Her chest tightened. “And then I became Delaney Mae Rhodes.”
Bobby set his cup down and reached across the table to take her hand in his, still not speaking.
“I stopped apologizing for surviving a long time ago,” she said. “But sometimes it still feels like I don’t get to exist unless someone else signs off on it. You don’t know the headache I had starting my own company, the concessions I had to make, like someone else pretending to be me in the public eye.”
He squeezed her hand, rubbing the back with his thumb. “You exist,” he said. “With or without their permission.”
Her throat burned, and she gave him a curt nod, too choked up to speak anymore.
Later, she set up at the small desk near the window, Blaze patched in remotely, her laptop balanced on a stack of old paperbacks Callen had left behind. She traced Serrano’s shell companies through layers of corporate camouflage, following money the way others followed blood trails.
She refused to sit idle, refused to be cargo while someone else did all the work to protect her.
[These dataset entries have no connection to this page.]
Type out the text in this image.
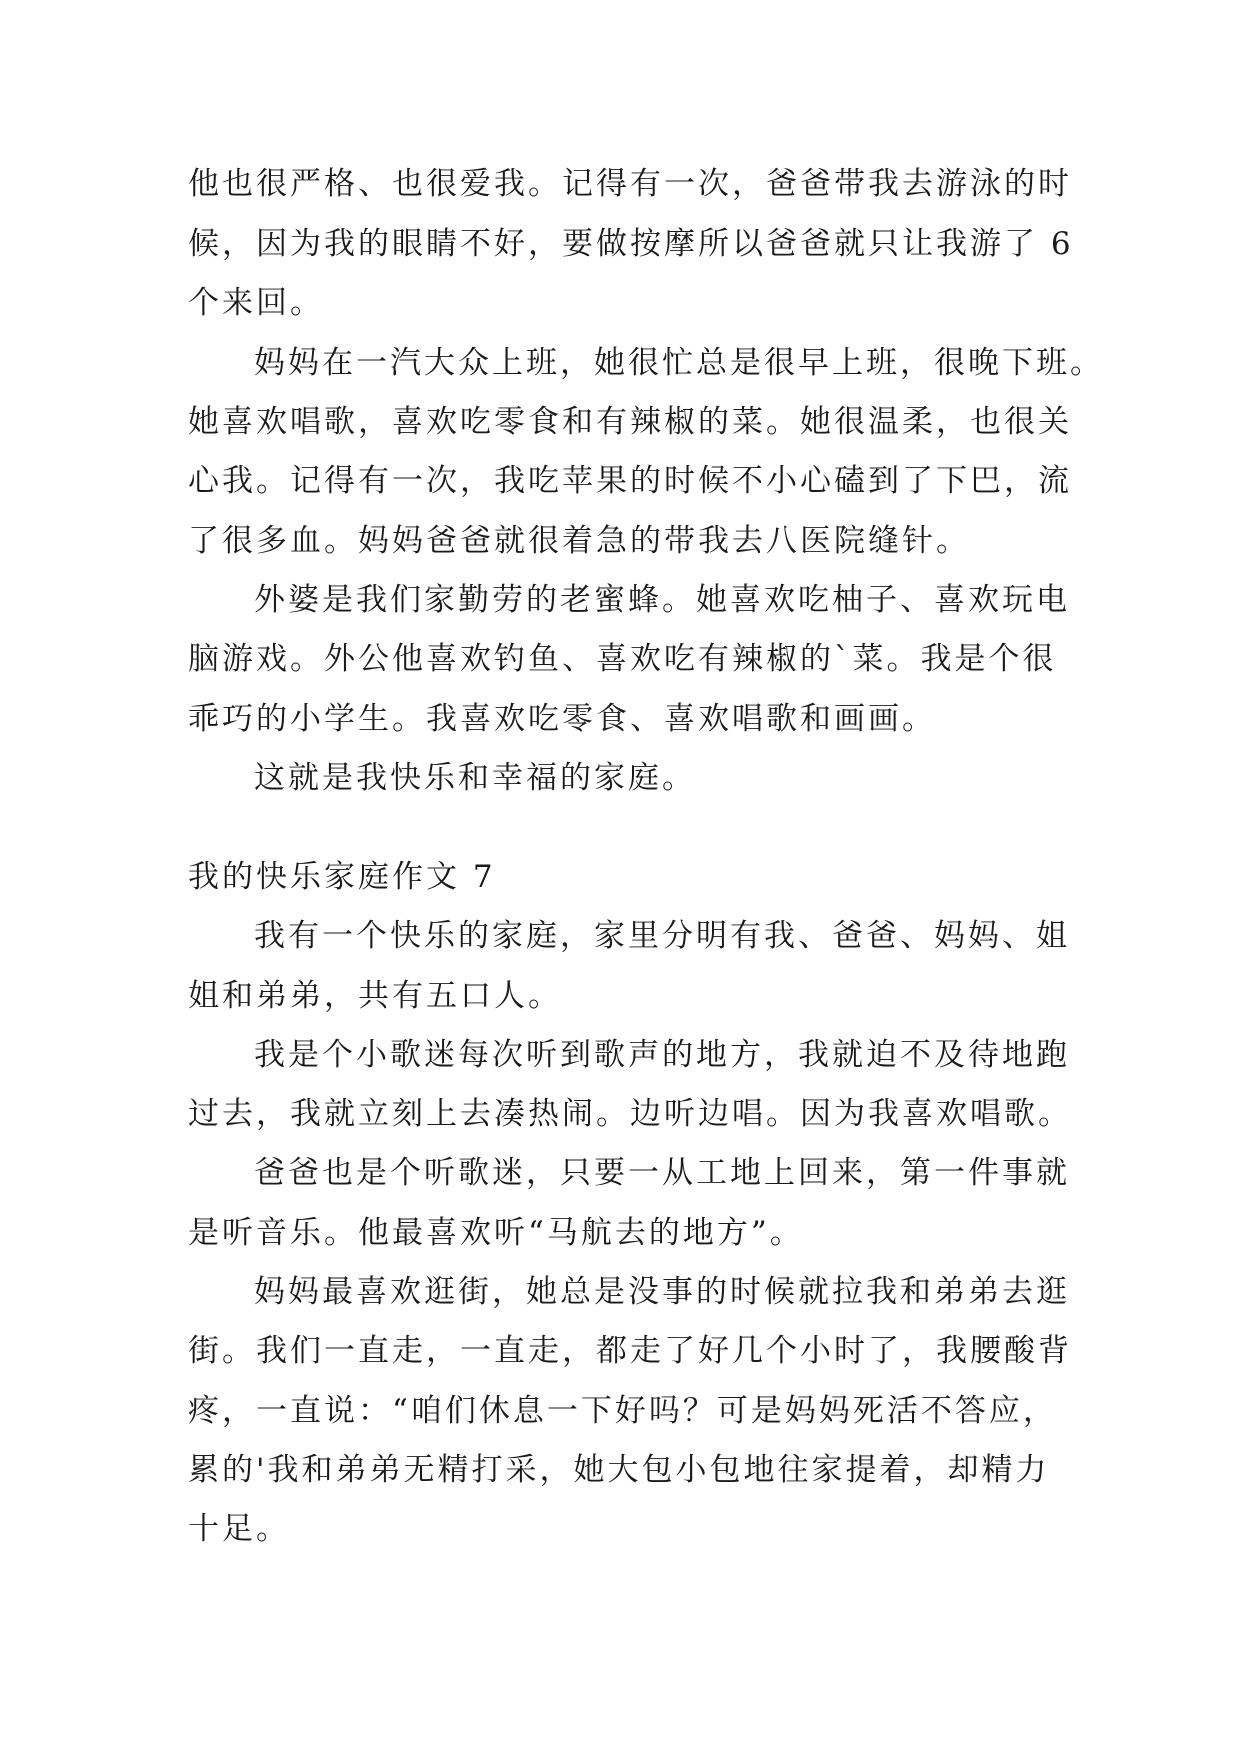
他也很严格、也很爱我。记得有一次，爸爸带我去游泳的时
候，因为我的眼睛不好，要做按摩所以爸爸就只让我游了 6
个来回。
妈妈在一汽大众上班，她很忙总是很早上班，很晚下班。
她喜欢唱歌，喜欢吃零食和有辣椒的菜。她很温柔，也很关
心我。记得有一次，我吃苹果的时候不小心磕到了下巴，流
了很多血。妈妈爸爸就很着急的带我去八医院缝针。
外婆是我们家勤劳的老蜜蜂。她喜欢吃柚子、喜欢玩电
脑游戏。外公他喜欢钓鱼、喜欢吃有辣椒的`菜。我是个很
乖巧的小学生。我喜欢吃零食、喜欢唱歌和画画。
这就是我快乐和幸福的家庭。
我的快乐家庭作文 7
我有一个快乐的家庭，家里分明有我、爸爸、妈妈、姐
姐和弟弟，共有五口人。
我是个小歌迷每次听到歌声的地方，我就迫不及待地跑
过去，我就立刻上去凑热闹。边听边唱。因为我喜欢唱歌。
爸爸也是个听歌迷，只要一从工地上回来，第一件事就
是听音乐。他最喜欢听“马航去的地方”。
妈妈最喜欢逛街，她总是没事的时候就拉我和弟弟去逛
街。我们一直走，一直走，都走了好几个小时了，我腰酸背
疼，一直说：“咱们休息一下好吗？可是妈妈死活不答应，
累的'我和弟弟无精打采，她大包小包地往家提着，却精力
十足。
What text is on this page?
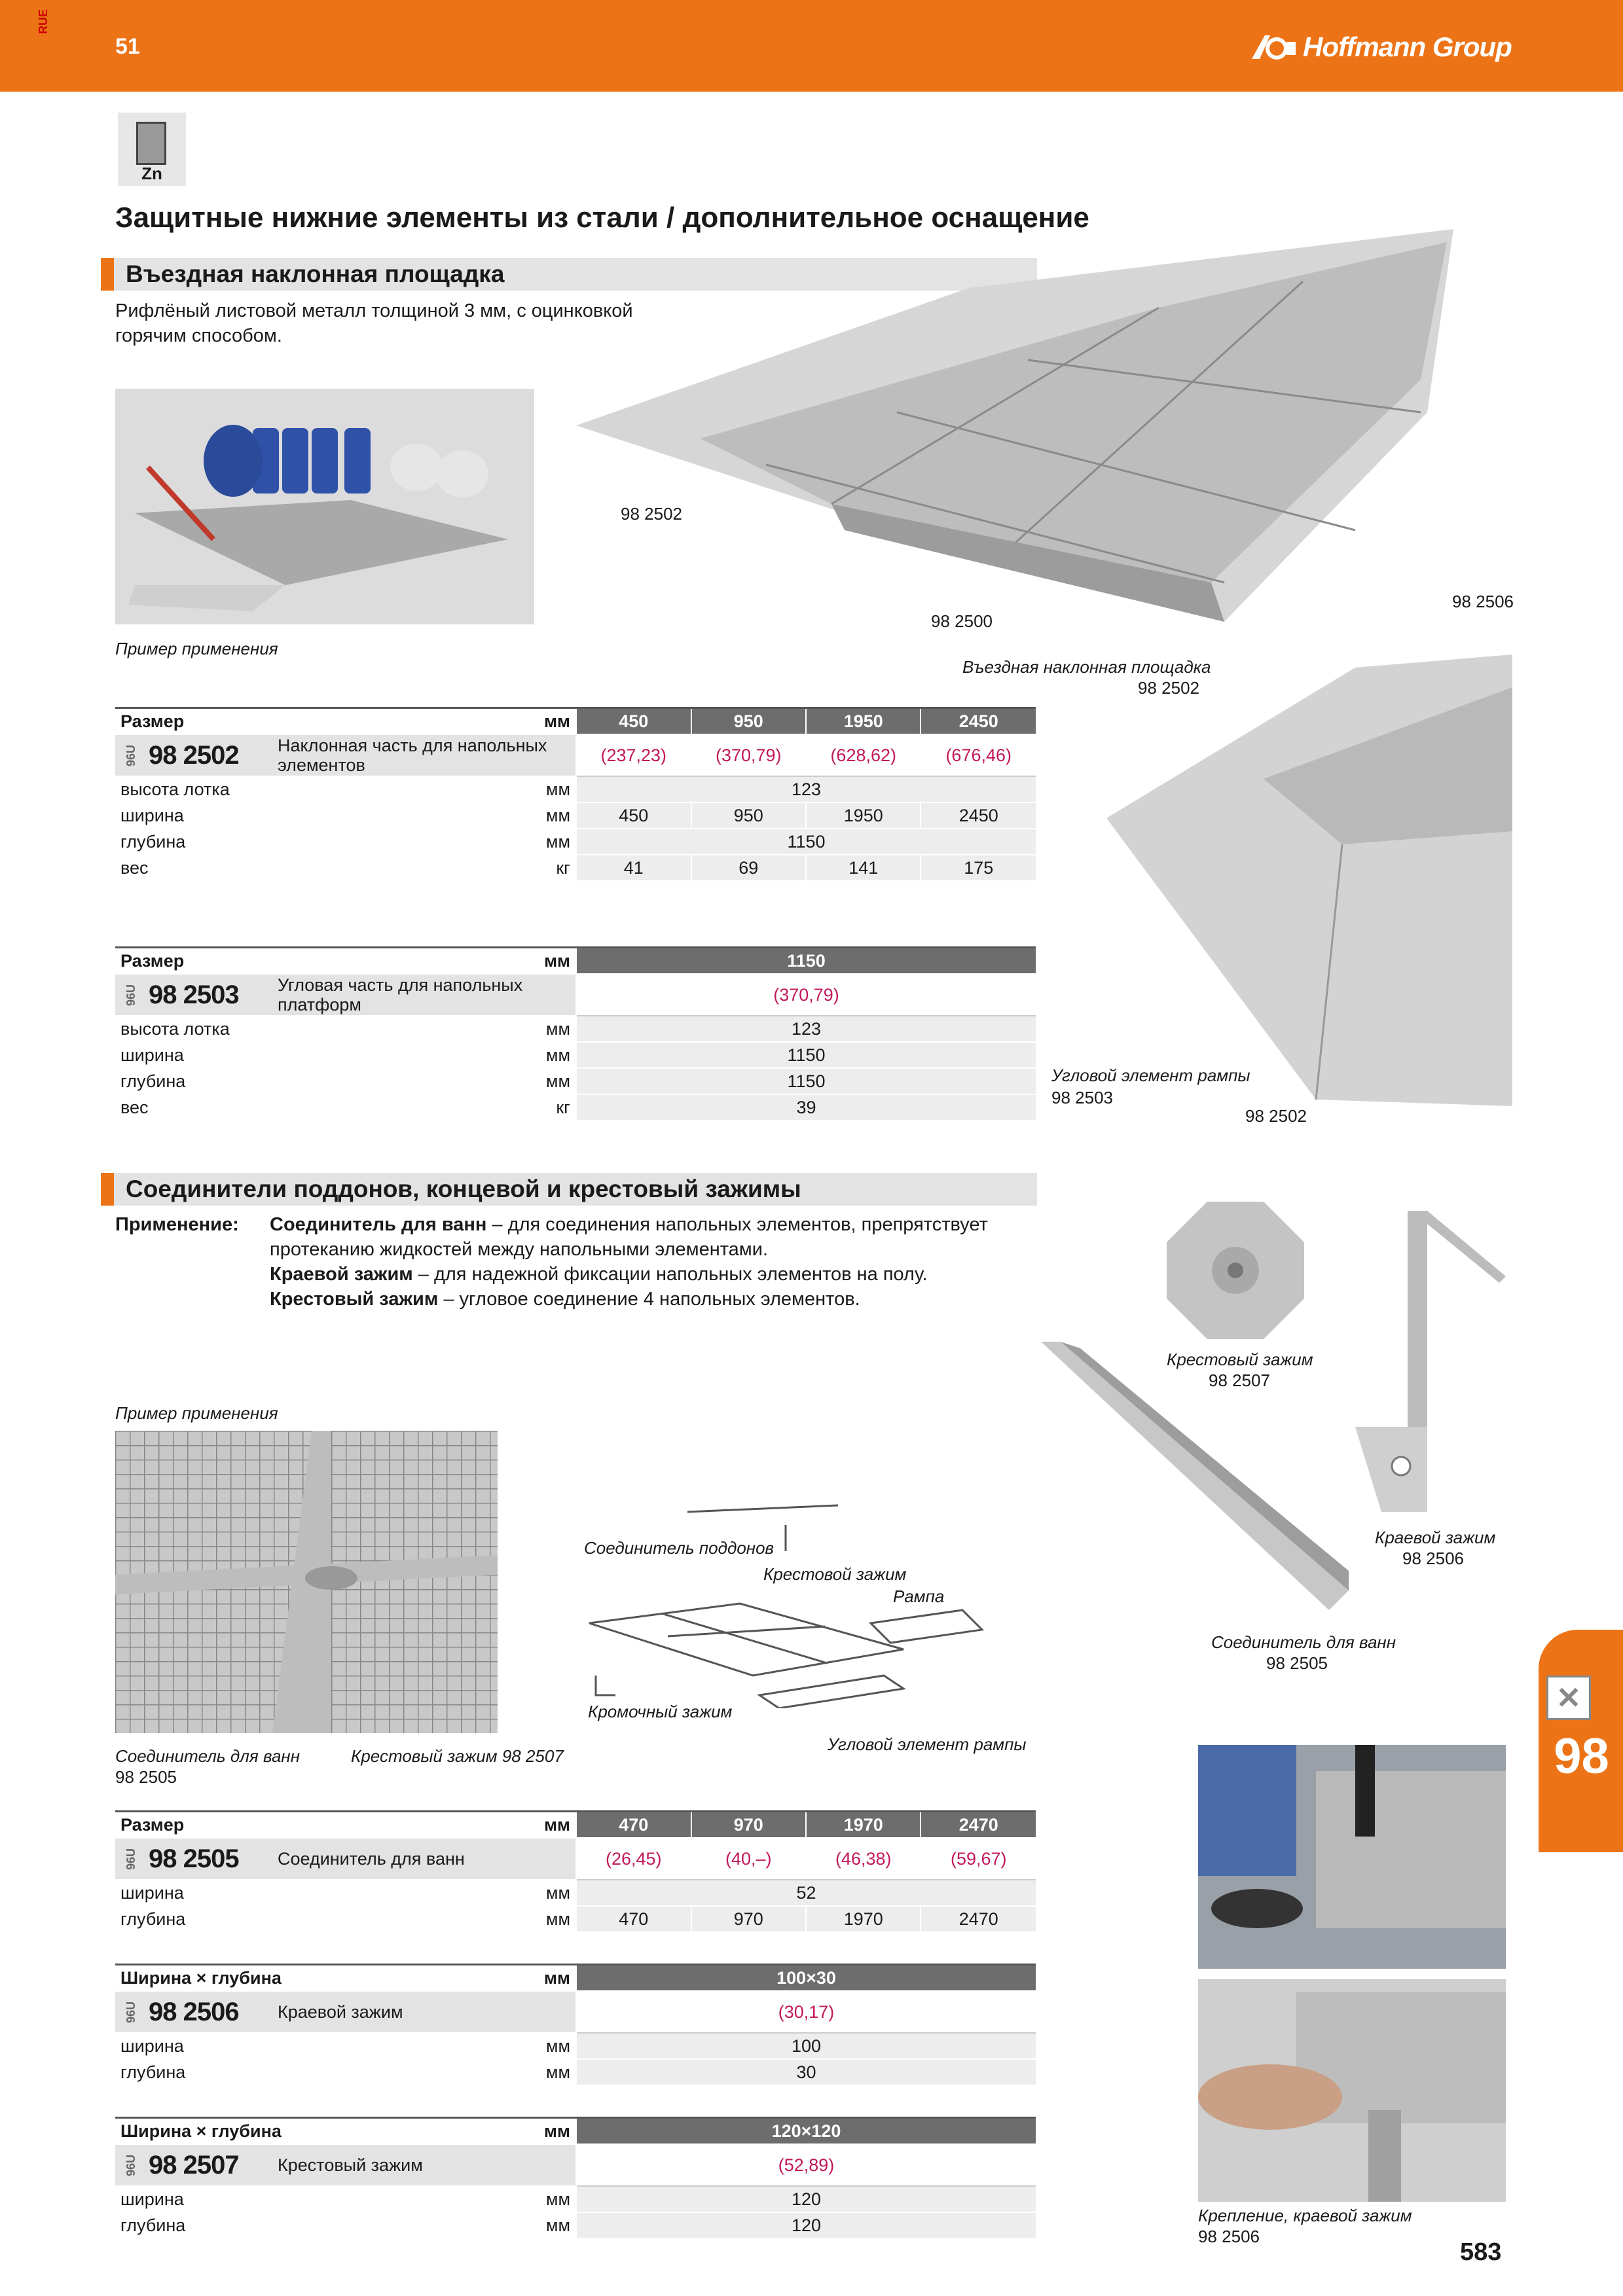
RUE
51	Hoffmann Group
Zn
Защитные нижние элементы из стали / дополнительное оснащение
Въездная наклонная площадка
Рифлёный листовой металл толщиной 3 мм, с оцинковкой горячим способом.
Пример применения
98 2502
98 2500
98 2506
Въездная наклонная площадка
98 2502
Угловой элемент рампы
98 2503
98 2502
Размер		мм	450	950	1950	2450

96U 98 2502	Наклонная часть для напольных элементов		(237,23)	(370,79)	(628,62)	(676,46)
высота лотка		мм	123			
ширина		мм	450	950	1950	2450
глубина		мм	1150			
вес		кг	41	69	141	175
Размер		мм	1150

96U 98 2503	Угловая часть для напольных платформ		(370,79)
высота лотка		мм	123
ширина		мм	1150
глубина		мм	1150
вес		кг	39
Соединители поддонов, концевой и крестовый зажимы
Применение: Соединитель для ванн – для соединения напольных элементов, препрятствует
протеканию жидкостей между напольными элементами.
Краевой зажим – для надежной фиксации напольных элементов на полу.
Крестовый зажим – угловое соединение 4 напольных элементов.
Крестовый зажим
98 2507
Краевой зажим
98 2506
Соединитель для ванн
98 2505
Пример применения
Соединитель для ванн
98 2505
Крестовый зажим 98 2507
Соединитель поддонов
Крестовой зажим
Рампа
Кромочный зажим
Угловой элемент рампы
Размер		мм	470	970	1970	2470

96U 98 2505	Соединитель для ванн		(26,45)	(40,–)	(46,38)	(59,67)
ширина		мм	52			
глубина		мм	470	970	1970	2470
Ширина × глубина		мм	100×30

96U 98 2506	Краевой зажим		(30,17)
ширина		мм	100
глубина		мм	30
Ширина × глубина		мм	120×120

96U 98 2507	Крестовый зажим		(52,89)
ширина		мм	120
глубина		мм	120	Крепление, краевой зажим
98 2506
✕
98
583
She was finished being a passenger in her own life.
Every connection she mapped gave her something solid to hold.
Bobby stayed nearby, cleaning weapons, checking sightlines, letting her work without hovering.
By the afternoon, her eyes burned, and her shoulders ached, but something inside her had shifted.
She wasn’t running anymore.
She was standing.
And for the first time in a long time, she stopped apologizing for that. It was her life, and she was taking it back.
CHAPTER NINETEEN
THE CALL CAME THROUGH just after noon, after Elvis received a text telling him to expect it. He had been standing near the cabin’s front windows, watching Delaney move slowly across the small clearing while Abe cleaned up breakfast inside and Donovan paced the porch like a caged animal.